Impact of comorbidities on overall survival in patients with chronic myeloid leukemia: results of the randomized CML-Study IV


  • S. Saussele
  • M.P. Krauss
  • R. Hehlmann
  • M. Lauseker
  • U. Proetel
  • L. Kalmanti
  • B. Hanfstein
  • A. Fabarius
  • D. Kraemer
  • W.E. Berdel
  • M. Bentz
  • P. Staib
  • M. de Wit
  • M. Wernli
  • F. Zettl
  • H.F. Hebart
  • M. Hahn
  • J. Heymanns
  • I. Schmidt-Wolf
  • N. Schmitz
  • M.J. Eckart
  • W. Gassmann
  • A. Bartholomaeus
  • A. Pezzutto
  • E. Oppliger Leibundgut
  • D. Heim
  • S.W. Krause
  • A. Burchert
  • W.K. Hofmann
  • J. Hasford
  • A. Hochhaus
  • M. Pfirrmann
  • M.C. Müller


  • Blood


  • Blood 126 (1): 42-49


  • We studied the influence of comorbidities on remission rate and overall survival (OS) in patients with chronic myeloid leukemia (CML).
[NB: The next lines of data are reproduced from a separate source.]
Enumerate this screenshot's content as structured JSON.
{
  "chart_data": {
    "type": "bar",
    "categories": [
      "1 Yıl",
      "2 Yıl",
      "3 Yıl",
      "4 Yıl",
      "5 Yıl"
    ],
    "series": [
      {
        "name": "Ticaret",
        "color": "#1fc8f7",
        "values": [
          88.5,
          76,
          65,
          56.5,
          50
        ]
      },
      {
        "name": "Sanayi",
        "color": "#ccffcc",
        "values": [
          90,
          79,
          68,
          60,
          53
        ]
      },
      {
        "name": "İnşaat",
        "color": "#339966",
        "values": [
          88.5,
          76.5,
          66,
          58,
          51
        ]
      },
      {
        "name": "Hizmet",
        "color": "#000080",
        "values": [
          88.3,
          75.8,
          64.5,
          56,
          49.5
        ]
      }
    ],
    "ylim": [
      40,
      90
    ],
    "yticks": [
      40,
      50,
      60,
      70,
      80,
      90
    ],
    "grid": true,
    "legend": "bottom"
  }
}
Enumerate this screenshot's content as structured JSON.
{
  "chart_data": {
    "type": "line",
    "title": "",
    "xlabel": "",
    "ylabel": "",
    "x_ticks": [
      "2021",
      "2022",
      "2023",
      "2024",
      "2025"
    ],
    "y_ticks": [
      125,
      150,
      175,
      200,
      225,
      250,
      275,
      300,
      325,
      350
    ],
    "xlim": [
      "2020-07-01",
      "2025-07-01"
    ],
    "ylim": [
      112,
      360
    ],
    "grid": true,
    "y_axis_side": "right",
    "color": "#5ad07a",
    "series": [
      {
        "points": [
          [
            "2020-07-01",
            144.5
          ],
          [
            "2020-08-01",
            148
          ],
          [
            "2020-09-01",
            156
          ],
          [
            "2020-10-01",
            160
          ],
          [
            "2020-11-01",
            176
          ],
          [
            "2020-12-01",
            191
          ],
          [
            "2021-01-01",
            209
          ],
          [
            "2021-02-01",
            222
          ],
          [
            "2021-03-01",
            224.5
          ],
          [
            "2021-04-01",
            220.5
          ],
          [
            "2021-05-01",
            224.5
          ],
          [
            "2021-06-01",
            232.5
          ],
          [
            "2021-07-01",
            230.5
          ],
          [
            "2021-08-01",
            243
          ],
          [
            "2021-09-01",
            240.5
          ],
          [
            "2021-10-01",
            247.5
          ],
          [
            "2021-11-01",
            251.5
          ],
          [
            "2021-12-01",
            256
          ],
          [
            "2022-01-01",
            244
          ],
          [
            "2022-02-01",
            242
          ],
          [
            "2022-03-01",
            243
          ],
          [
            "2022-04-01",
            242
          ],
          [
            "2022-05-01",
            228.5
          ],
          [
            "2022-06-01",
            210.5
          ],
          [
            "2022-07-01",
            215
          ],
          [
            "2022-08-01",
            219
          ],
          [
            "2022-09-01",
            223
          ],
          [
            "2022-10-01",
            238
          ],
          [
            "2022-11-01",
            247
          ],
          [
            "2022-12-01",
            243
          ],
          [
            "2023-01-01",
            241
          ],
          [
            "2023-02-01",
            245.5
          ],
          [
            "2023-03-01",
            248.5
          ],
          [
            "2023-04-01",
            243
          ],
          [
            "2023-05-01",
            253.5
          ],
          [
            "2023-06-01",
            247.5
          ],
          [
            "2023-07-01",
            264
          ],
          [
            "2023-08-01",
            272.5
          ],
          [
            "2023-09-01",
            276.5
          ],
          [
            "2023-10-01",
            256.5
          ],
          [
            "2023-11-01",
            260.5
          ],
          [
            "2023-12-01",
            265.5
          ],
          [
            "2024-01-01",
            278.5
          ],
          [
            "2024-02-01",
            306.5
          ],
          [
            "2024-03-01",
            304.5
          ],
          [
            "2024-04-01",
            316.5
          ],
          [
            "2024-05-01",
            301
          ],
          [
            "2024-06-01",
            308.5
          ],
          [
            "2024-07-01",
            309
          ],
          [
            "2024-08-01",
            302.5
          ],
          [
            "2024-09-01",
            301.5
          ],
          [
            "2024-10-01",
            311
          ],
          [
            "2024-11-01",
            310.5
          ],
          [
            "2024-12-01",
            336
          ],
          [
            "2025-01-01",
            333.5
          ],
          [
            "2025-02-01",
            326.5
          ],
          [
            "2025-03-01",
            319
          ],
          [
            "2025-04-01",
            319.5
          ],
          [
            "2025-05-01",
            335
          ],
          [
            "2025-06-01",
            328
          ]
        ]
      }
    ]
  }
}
Participants of the CML-Study IV, a randomized five-arm trial designed to optimize imatinib therapy were analyzed for comorbidities at diagnosis using the Charlson Comorbidity Index (CCI). 511 indexed comorbidities were reported in 1519 CML patients. Age was an additional risk factor in 863 patients. Resulting CCI scores were: CCI 2: n=589, CCI 3 or 4: n=599, CCI 5 or 6: n=229, and CCI >/= 7: n=102. No differences in cumulative incidences of accelerated phase, blast crisis, or remission rates were observed between patients in the different CCI groups. Higher CCI was significantly associated with lower OS probabilities. The 8-year OS probabilities were 93.6%, 89.4%, 77.6%, and 46.4%, for patients with CCI 2, 3-4, 5-6 and >/= 7. In multivariate analysis, CCI was the most powerful predictor of OS, which was still valid after removal of its age-related components. Comorbidities have no impact on treatment success but do have a negative effect on OS indicating that survival of patients with CML is determined more by comorbidities than by CML itself. OS may therefore be inappropriate as outcome measure for specific CML treatments. The trial was registered at as #NCT00055874.